転勤先の職場から呼ばれて、4月から上司となる人や僕の前任者を交えて打ち合わせというか引き継ぎというかまあそんなことをしてきた。
これまでの仕事とは内容が違うし立場も職場文化も違うので一々、ホーとかヘーとかうーむとか感心してばかりだったのだけど知れば知るほど憂鬱がマシマシになるとかほんと勘弁してほしい。
周囲を無駄に刺激してもロクなことはないのでリアルでは黙っているけど、僕はその仕事がしたくなくてある時期自分のキャリアの舵を切った時期があったんだよ。
でも結果的に僕はその後の仕事でコケてしまい巡り巡って今回の人事異動につながったわけだけど。
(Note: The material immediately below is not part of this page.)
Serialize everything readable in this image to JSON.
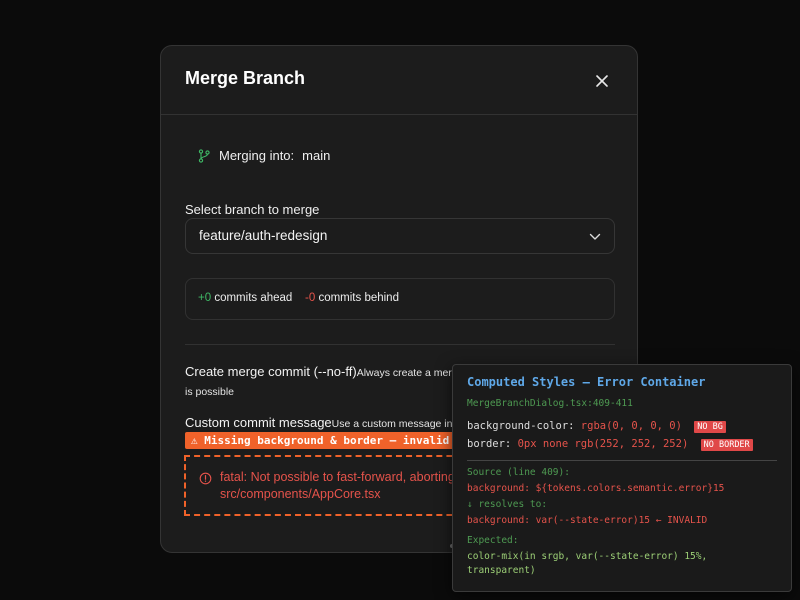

もともとやりたくねーなって思っていた仕事ということもあるんだけど、前任者から現状を聞けば聞くほど心の中にずんずん積み重なっていく痼のような拒絶感と不安感とに苛まれて危うく過呼吸になりそうになった。
予定時間を大幅に過ぎた打ち合わせの後には疲労感とダダ下がりに落ち込んだ気分しか残らなかったと言えば言い過ぎか。
打ち合わせが終わったら馴染みのビアバーで憂さ晴らしに美味いクラフトビールでも飲もうかなって企んでいたんだけど疲労困憊した僕はあっさり断念。
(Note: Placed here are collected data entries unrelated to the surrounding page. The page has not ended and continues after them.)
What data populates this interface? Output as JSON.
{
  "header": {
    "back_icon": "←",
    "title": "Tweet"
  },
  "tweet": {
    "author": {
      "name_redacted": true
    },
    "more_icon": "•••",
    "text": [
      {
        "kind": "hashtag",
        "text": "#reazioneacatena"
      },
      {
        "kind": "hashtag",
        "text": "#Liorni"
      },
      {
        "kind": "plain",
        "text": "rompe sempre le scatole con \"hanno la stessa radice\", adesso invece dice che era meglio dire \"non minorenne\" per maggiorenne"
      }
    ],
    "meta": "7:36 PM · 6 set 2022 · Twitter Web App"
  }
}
自宅冷蔵庫のコレクションをプシュッと開けてひとり飲みをすることに。
ヘロヘロになり帰宅して飲み始めても鬱々とした気分が晴れることはなく、4月からどうしたものかと悶々と思い悩み自分の殻に閉じこもってしまうという嫌なスタートを切る。
1本、2本、3本と飲みたい誘惑を我慢して取っておいたビールを順番に飲んでいくとフッと感情が反転するポイントに突き当たる。
それまでうじうじと思い悩んでいたことがそれほどたいしたことではないという確信に満ちた天啓に打たれたかのような感覚。
なぜあんなにも苦悩していたのかという他人事のような反応。
僕には思考の癖があってそのせいで必要以上にネガティヴな感情に囚われることが多々あるのだけど、そこにアルコールというフィルターをかけてあげると大抵のことが No problem に思えてくるのだ。
え?ただの酔っ払いだろって?
うん、そうかもしれない。いやきっとそうなのだろう。
未来を見据える思考がアルコールで麻痺して感覚が狂っているからこその楽観主義なんだろうなあ。ある意味それは病的ですらある。
それでもしかしその甘美なフィルターを通してみる世界はやっぱりハッピーなのである。
現実逃避と笑わば笑え、僕のこのアルコールに救われているという屈折した気持ちと感情の捌け口よ。いや本当は嘲笑勘弁って感じなのだけどさ。
あゝ話がなんだかまとまらない。
アルコールの摂取を不健康だ逃避だと否定することは容易いし、逆にアルコールというフィルターを通して見た世界はハッピーなのだから適度な飲酒は幸福をもたらすのだよと言ってみるのも簡単だ。
きっと本質的なところはどちらに与したところで最後に残る自分自身への迷いや言動一致することの困難さに対する無力感や切なさなのだよねって立ち止まる酔っ払いの逡巡と葛藤。
それでも結論はいつもアルコールを通して見つめる世界は大概ハッピーなのである...... だから僕の飲酒は止まらない。